There’s a documentary you should watch, if you have the bandwidth. It’s titled, The Revolution Will Not Be Televised. It’s about an attempt to overthrow Venezuelan president Hugo Chavez. The parallels to Edsa Dos and Edsa Tres are striking -and the differences, even more so.
Chavez, a former army officer, wins the presidency in an election as a populist. He announces that the state-owned oil company, dominated by the wealthy mestizos, will be under new management. The head of the confederation of business owners and a leader of a labor union associated with the wealthy go to Washington to complain; the Bush administration views Chavez as a dangerous pro-Castro radical. Chavez can rely only on the state-owned TV station while the rest of the TV media is in private hands.

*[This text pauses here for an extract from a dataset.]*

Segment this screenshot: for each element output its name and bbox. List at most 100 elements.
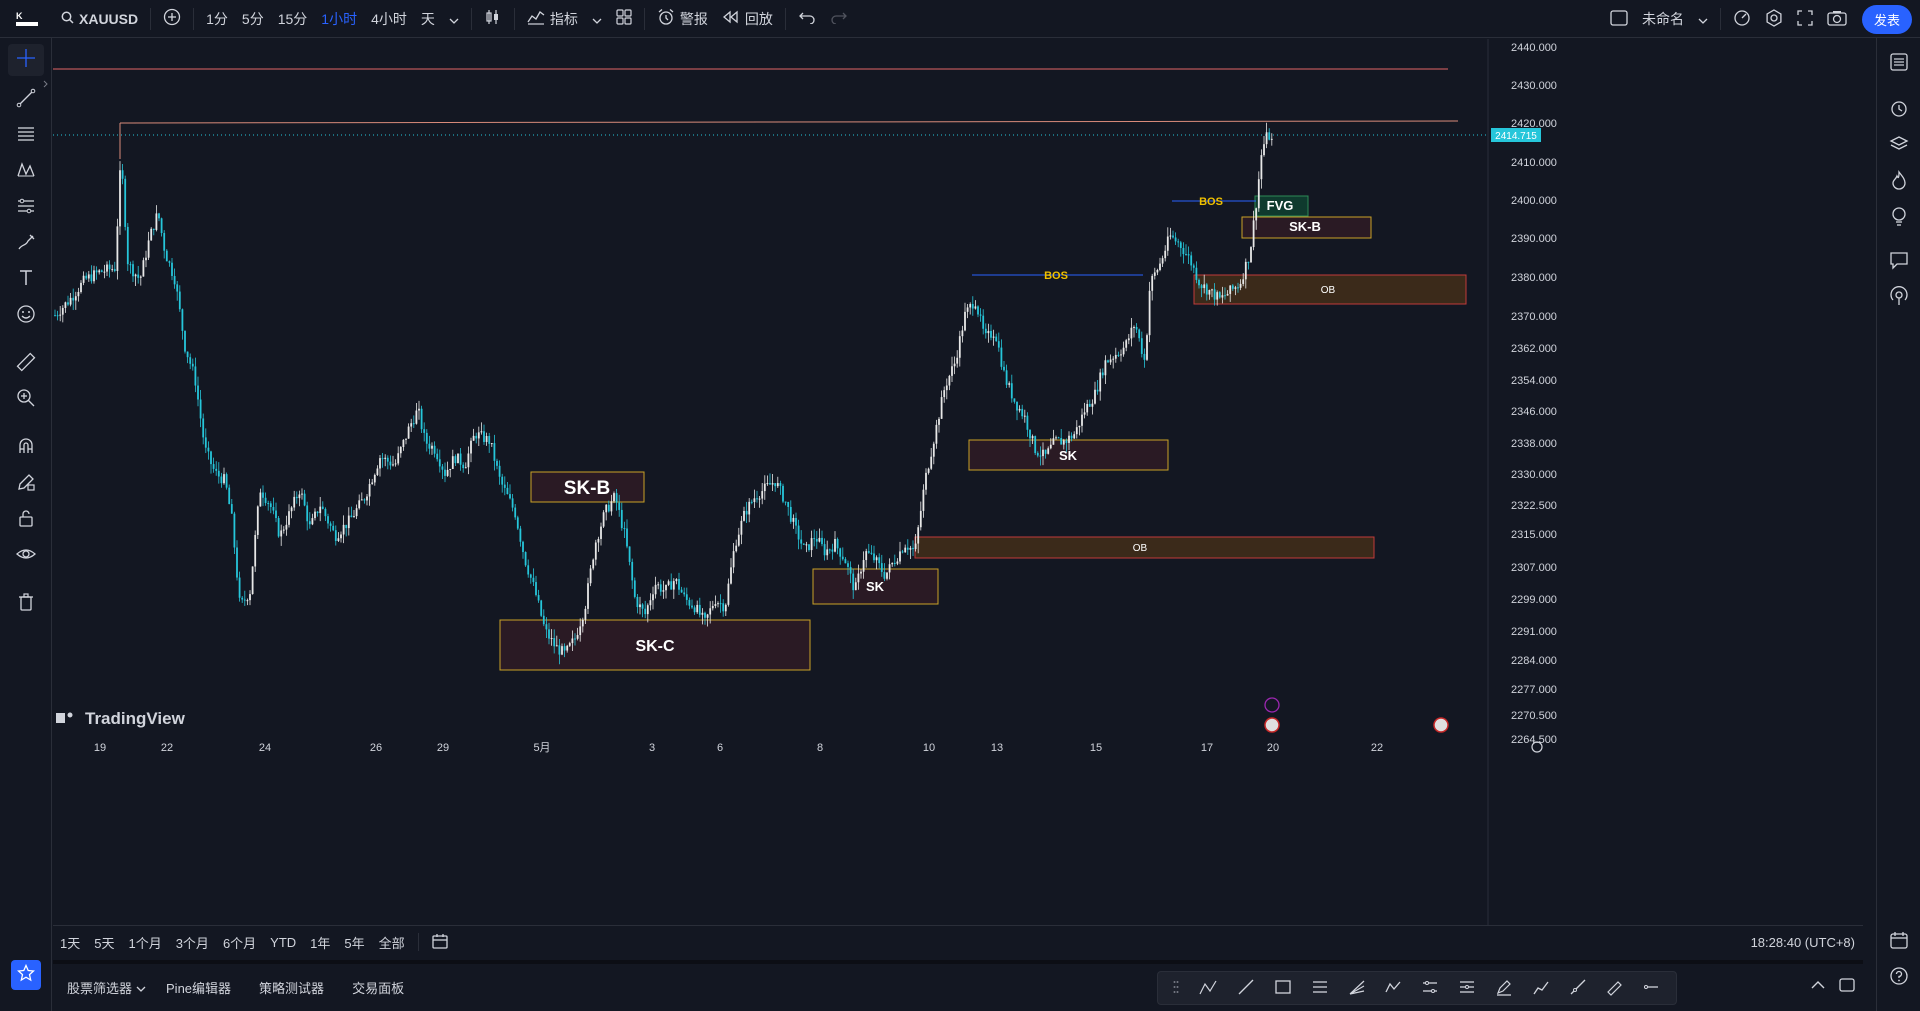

The opposition calls for people power; media rallies to the call; senior military officers ask Chavez to step down. Rallies against the government and counter-rallies take place. Both sides confront each other at the gates of the presidential palace. Shots are fired -not by the army, vainly trying to serve as a buffer between the two sides- and people die. There are snipers. But from which camp? The private media deliberately distorts reality and says the firing was done by Chavez supporters. Things escalate.
Tanks surround the palace. Military officers arrive to demand Chavez’s resignation. He refuses. They threaten to bomb the palace. He decides to place himself under the custody of the rebels -but refuses to resign. He is taken away. The rest of the documentary details the startling return to power of Chavez 48 hours later.